Das Impfpräparat der deutschen Firma BioNTech und ihres US-Partners Pfizer erfülle alle Sicherheits- und Wirksamkeitsanforderungen der WHO, teilte die Organisation mit. Es sei der erste Impfstoff seit Beginn der Pandemie, der eine entsprechende Genehmigung erhalte. „Der Nutzen eines Einsatzes gegen COVID-19 wiegt mögliche Risiken auf.“ Dass der Impfstoff bei minus 60 Grad oder kälter gelagert werden müsse, sei für viele Länder schwierig, so die WHO. Sie versuche, mit interessierten Regierungen Lösungen zu finden.

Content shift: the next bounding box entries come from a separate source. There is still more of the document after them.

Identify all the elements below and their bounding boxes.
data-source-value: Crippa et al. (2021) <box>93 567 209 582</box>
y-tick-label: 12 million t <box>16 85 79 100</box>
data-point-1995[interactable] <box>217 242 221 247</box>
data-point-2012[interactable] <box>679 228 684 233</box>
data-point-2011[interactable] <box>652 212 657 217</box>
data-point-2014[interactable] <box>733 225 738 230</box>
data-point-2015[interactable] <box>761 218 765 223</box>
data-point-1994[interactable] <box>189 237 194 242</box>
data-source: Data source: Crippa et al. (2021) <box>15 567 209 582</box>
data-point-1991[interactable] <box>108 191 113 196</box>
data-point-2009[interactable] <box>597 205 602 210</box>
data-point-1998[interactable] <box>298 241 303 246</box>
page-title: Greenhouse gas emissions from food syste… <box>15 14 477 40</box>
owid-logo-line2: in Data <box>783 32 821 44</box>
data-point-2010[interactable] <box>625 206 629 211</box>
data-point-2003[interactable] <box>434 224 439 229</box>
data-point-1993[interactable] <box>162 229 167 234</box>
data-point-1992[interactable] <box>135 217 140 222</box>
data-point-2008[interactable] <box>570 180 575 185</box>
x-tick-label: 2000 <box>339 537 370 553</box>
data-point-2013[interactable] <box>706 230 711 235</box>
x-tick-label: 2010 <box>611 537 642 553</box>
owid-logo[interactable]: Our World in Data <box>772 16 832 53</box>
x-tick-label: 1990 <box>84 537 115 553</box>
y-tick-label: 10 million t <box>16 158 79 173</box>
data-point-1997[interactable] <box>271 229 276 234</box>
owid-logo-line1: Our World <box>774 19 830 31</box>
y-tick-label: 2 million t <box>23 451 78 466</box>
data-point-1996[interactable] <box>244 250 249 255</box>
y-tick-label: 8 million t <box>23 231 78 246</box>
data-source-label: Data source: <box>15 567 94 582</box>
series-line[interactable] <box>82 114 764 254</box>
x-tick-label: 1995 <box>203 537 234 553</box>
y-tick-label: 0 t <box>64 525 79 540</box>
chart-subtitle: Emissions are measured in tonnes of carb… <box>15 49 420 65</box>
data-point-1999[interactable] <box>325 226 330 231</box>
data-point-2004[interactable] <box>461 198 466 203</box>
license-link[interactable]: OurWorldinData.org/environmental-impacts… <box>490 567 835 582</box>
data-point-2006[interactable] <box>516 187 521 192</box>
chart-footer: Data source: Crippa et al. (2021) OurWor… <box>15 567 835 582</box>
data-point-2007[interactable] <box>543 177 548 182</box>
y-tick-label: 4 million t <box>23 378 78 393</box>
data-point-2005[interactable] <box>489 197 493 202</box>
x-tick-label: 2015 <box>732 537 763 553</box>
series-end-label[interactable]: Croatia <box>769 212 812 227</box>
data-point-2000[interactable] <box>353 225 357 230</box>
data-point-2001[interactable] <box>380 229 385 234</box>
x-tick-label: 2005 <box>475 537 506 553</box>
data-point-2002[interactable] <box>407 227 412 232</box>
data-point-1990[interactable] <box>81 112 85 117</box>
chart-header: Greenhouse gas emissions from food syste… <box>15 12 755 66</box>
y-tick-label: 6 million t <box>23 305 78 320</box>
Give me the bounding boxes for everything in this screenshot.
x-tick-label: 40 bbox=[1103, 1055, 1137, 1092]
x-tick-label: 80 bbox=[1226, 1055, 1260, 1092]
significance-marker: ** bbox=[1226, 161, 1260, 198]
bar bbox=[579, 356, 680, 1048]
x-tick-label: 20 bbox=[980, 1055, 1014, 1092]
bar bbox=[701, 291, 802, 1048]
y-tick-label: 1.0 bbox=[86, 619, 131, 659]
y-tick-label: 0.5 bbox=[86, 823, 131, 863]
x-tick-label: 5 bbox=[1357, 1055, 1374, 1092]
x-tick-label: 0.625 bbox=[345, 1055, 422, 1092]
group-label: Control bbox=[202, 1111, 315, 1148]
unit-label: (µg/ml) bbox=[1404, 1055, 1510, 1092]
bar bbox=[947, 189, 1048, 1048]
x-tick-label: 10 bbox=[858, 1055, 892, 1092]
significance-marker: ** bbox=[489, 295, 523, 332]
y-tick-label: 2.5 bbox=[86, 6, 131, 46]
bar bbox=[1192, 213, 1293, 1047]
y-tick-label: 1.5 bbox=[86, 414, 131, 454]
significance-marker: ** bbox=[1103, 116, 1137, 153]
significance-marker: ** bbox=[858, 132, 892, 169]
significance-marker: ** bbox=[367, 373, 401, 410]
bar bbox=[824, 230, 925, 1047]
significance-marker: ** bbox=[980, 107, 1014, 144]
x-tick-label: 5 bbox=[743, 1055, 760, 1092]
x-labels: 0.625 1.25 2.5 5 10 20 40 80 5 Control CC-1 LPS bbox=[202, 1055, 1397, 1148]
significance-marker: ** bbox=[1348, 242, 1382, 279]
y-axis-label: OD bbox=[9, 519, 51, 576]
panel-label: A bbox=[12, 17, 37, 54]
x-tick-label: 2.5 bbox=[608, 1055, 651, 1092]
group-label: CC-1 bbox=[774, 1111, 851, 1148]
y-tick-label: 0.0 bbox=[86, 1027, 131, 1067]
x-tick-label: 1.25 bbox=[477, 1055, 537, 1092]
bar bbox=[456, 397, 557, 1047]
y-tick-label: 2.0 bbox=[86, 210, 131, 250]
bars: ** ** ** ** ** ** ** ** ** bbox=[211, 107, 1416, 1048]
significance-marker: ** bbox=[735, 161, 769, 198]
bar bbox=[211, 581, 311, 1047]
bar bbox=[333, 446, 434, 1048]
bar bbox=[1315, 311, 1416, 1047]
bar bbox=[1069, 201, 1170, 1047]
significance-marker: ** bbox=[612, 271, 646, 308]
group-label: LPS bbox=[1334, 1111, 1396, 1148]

Der Impfstoff von BioNTech/Pfizer transportfertig verpackt im Thermoblock

Für die EU hatte die Europäische Arzneimittel-Agentur (EMA) Sicherheit, Wirksamkeit und Qualität des BioNTech-Impfstoffs geprüft und die vorläufige Zulassung empfohlen. Die EU-Kommission erteilte die Zulassung kurz vor Weihnachten. Als erstes Land hatte Großbritannien den Impfstoff Anfang Dezember zugelassen.

Die WHO drängt auf eine gerechte Verteilung von Impfstoffen gegen den Erreger SARS-CoV-2 auch in ärmeren Ländern. WHO-Expertin Mariangela Simao mahnte „größere globale Anstrengungen“ bei der Produktion von Corona-Impfstoffen an, um auch Menschen in anderen Teilen der Welt gegen das Virus zu schützen.